Human rights are the qualitative measure of living which human beings carry to the full extent upon their birth (refer to the UN Declaration of Human Rights). These rights are not something bestowed upon a newborn, but come into existence with the birth of that child. However, human-ness is also quantitative, meaning that sadly one person has more, or less, rights than another person because some State has decided to "grant" or "repeal" a portion of their rights. When new definitions of 'person' are introduced, misused and intentionally misinterpreted, this quantitative aspect of carrying rights becomes an issue we need to address. If a slave can go from 'thing' to 'person', is it true in reverse, that a 'person' can become a 'thing' when stripped of rights? If a homosexual person does not carry the same rights as a heterosexual person, does that therefore expel the homosexual person from being a human being? Is s/he in effect an entity of no life value?

The issue of right granting/repealing is a deep problem that goes beyond fearing corporations gaining more rights (or the dilemma of a human marrying a corporation). It is indeed about the larger persecution of the human being, about the limit to which the body is extended or compressed by law.

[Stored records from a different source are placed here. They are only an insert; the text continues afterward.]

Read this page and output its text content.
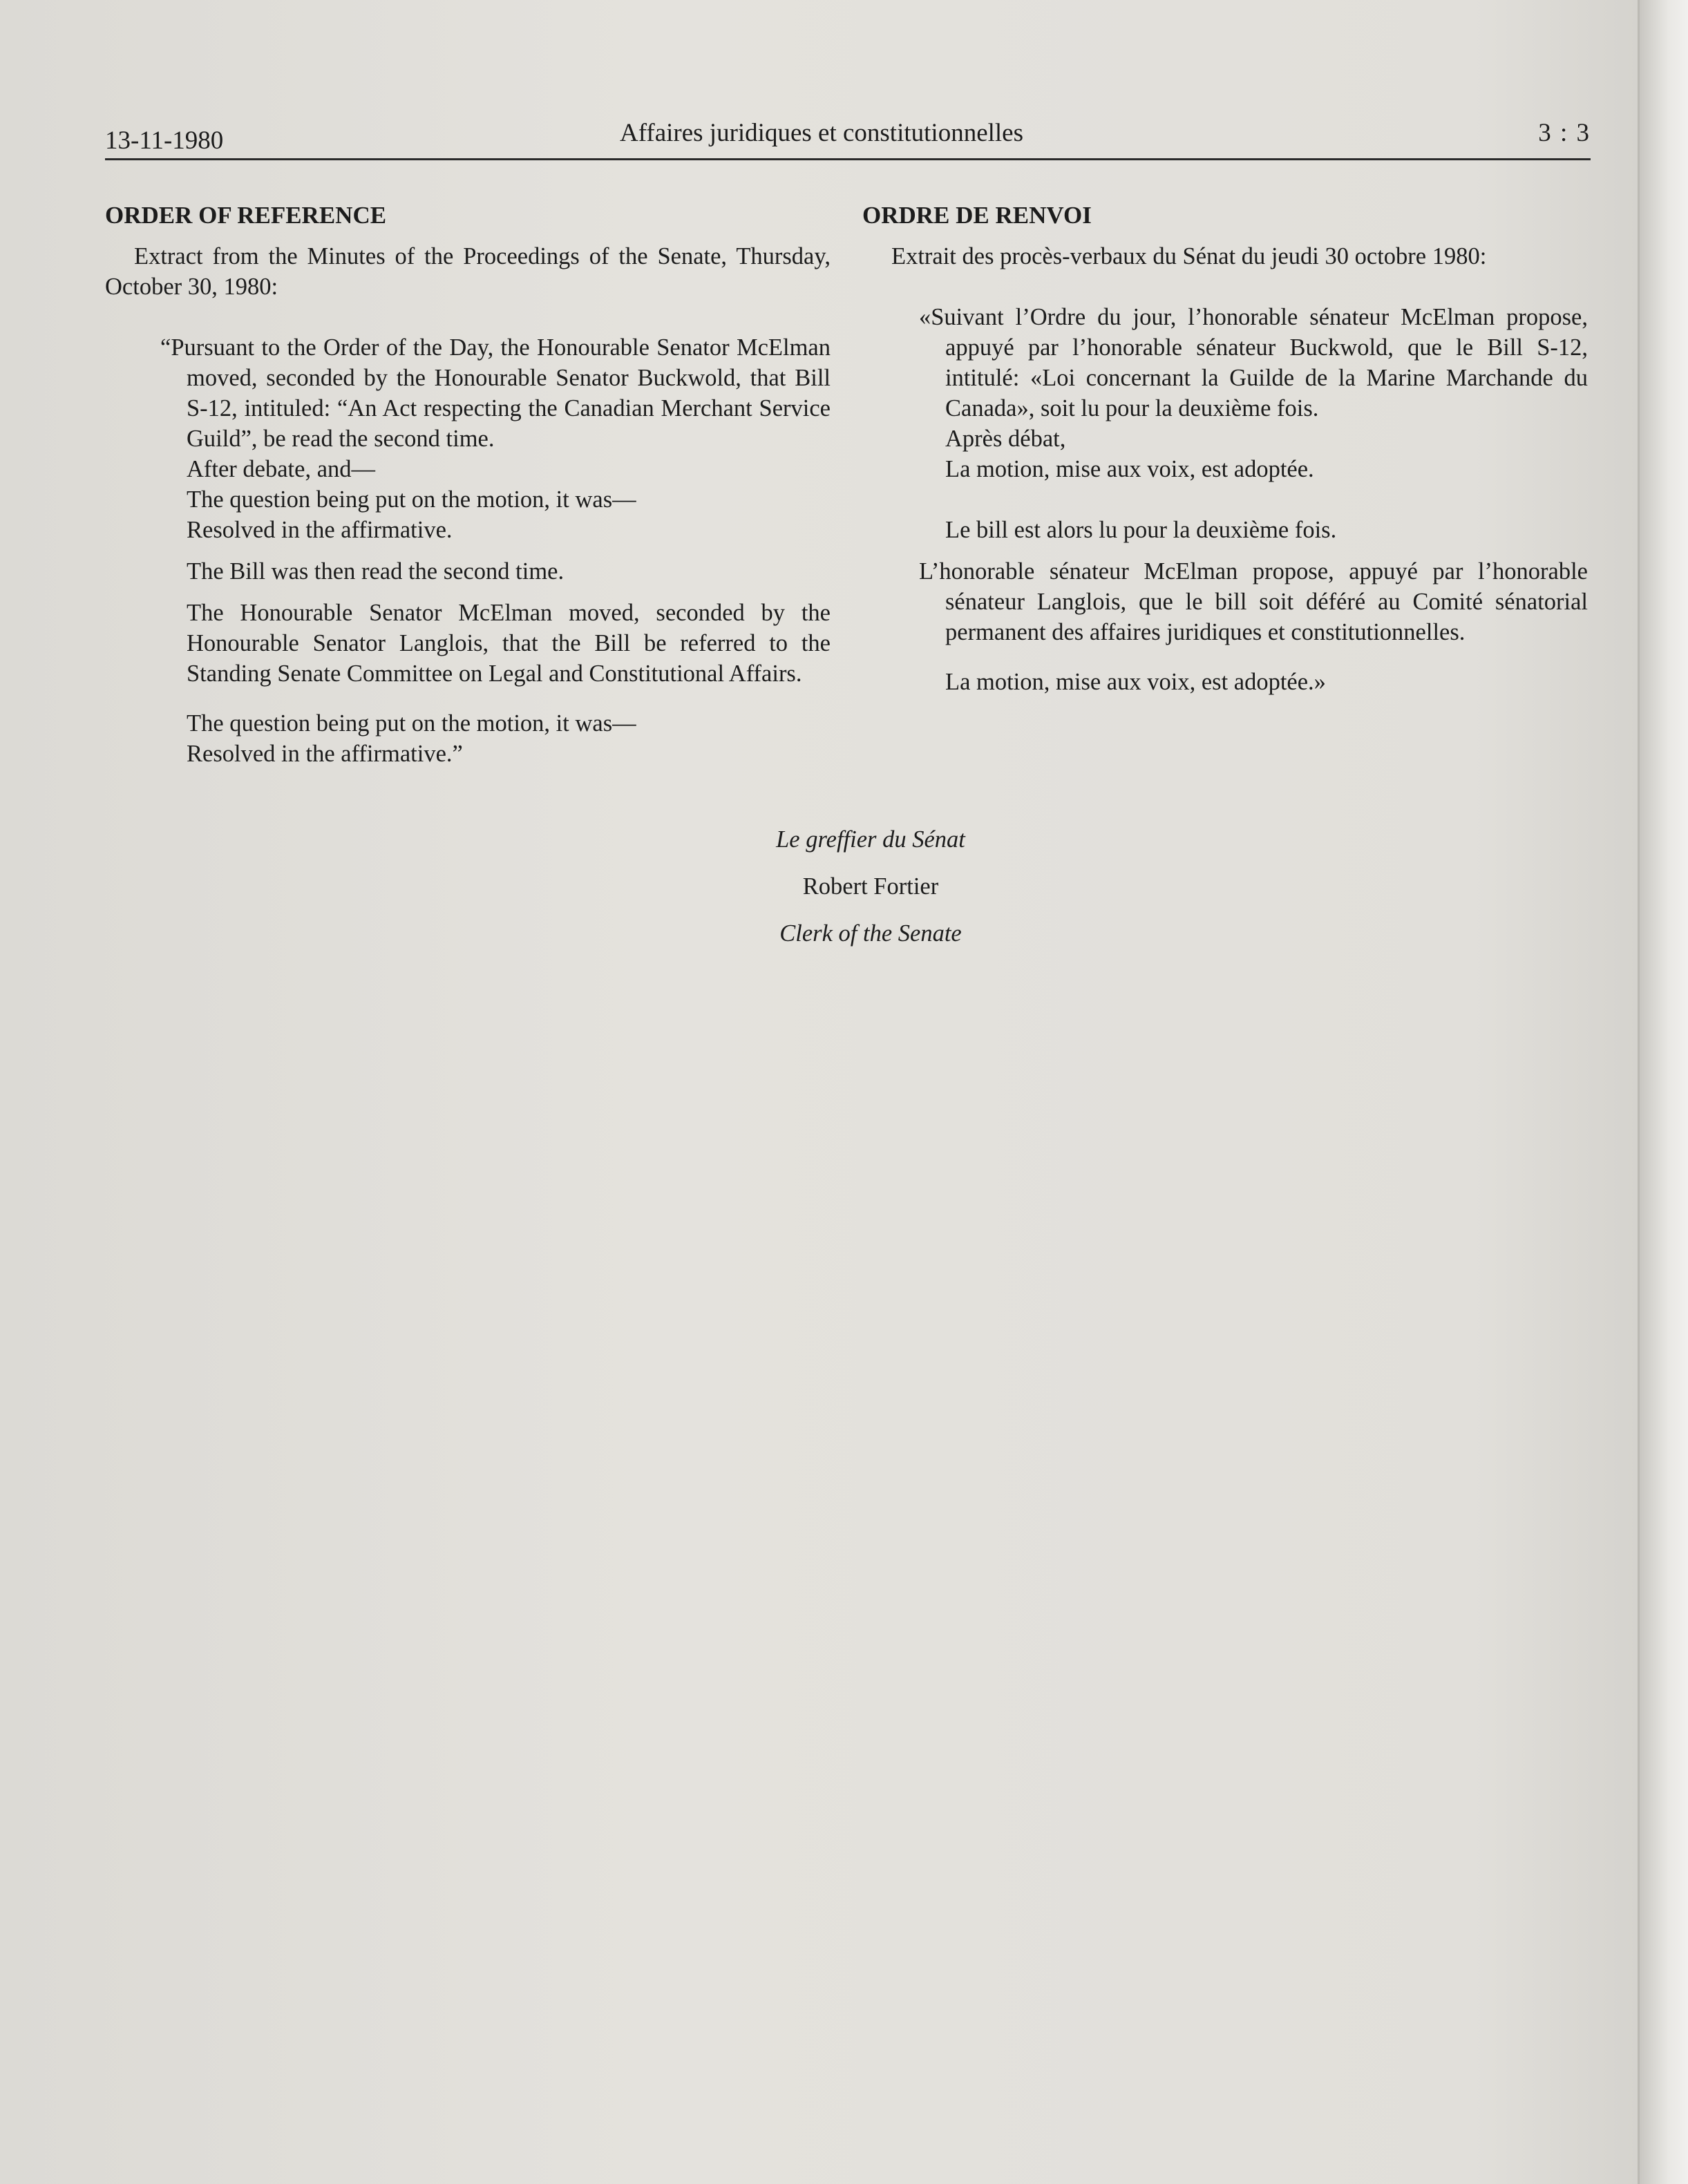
13-11-1980	Affaires juridiques et constitutionnelles	3 : 3
ORDER OF REFERENCE

Extract from the Minutes of the Proceedings of the Senate, Thursday, October 30, 1980:

“Pursuant to the Order of the Day, the Honourable Senator McElman moved, seconded by the Honourable Senator Buckwold, that Bill S-12, intituled: “An Act respecting the Canadian Merchant Service Guild”, be read the second time.

After debate, and—

The question being put on the motion, it was—

Resolved in the affirmative.

The Bill was then read the second time.

The Honourable Senator McElman moved, seconded by the Honourable Senator Langlois, that the Bill be referred to the Standing Senate Committee on Legal and Constitutional Affairs.

The question being put on the motion, it was—

Resolved in the affirmative.”

ORDRE DE RENVOI

Extrait des procès-verbaux du Sénat du jeudi 30 octobre 1980:

«Suivant l’Ordre du jour, l’honorable sénateur McElman propose, appuyé par l’honorable sénateur Buckwold, que le Bill S-12, intitulé: «Loi concernant la Guilde de la Marine Marchande du Canada», soit lu pour la deuxième fois.

Après débat,

La motion, mise aux voix, est adoptée.

Le bill est alors lu pour la deuxième fois.

L’honorable sénateur McElman propose, appuyé par l’honorable sénateur Langlois, que le bill soit déféré au Comité sénatorial permanent des affaires juridiques et constitutionnelles.

La motion, mise aux voix, est adoptée.»

Le greffier du Sénat
Robert Fortier
Clerk of the Senate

Freedom of reproductive choice is another such question of rights and laws. My fear, if our highest courts continue on such a path of disregard for the rights of select individuals, is that of the unborn fetus gaining personhood separate from the body who produced it. Then my own body could turn against me and perhaps have the law on its side.


For the press release, go here.

To see the marriage proposal video, go here.

5 comments:

Deirdre said...

Thanks for writing about this. I was shocked how little press the Supreme Court decision received, compared to the Massachusetts Senate race upset, etc. People become shareholders in a company like Exxon or GM because they are attracted to and want to support its economic growth, not its political leanings. That corporations like Exxon are allowed to now finance candidates on the basis of their shareholders' free speech is really scary and a major threat to democracy "of the people, by the people, for the people." Congress needs to get its act together and impose some checks and balances, ASAP.

Deirdre said...

And I'll admit, as not a legal scholar by any means, I still feel uneducated about the implications of this ruling. Please correct me if I'm interpreting this wrong and post legitimate sites/resources that do a good job of teasing out the basis of the ruling/implications.

lcsamuels said...

Here are two of the more straight-forward articles I was looking at:

http://www.csmonitor.com/USA/Justice/2010/0121/Supreme-Court-Campaign-finance-limits-violate-free-speech

http://www.huffingtonpost.com/2010/01/21/supreme-court-rolls-back_n_431227.html

It's interesting that you refer to "the shareholders" as the people, as I think it is more abstract than that. Whereas "shareholders" actually are an association of individuals in some real ways, and sometimes would be thousands of voters with very differing opinions, the ruling seems to refer more to the corporation as a metaindividual looking out for its own interest. In that case, they don't care at all what the shareholders' political leanings are, just what the 'best interest' (typically, the most lucrative interests) are of the corporation. Than again, I'm no legal scholar either.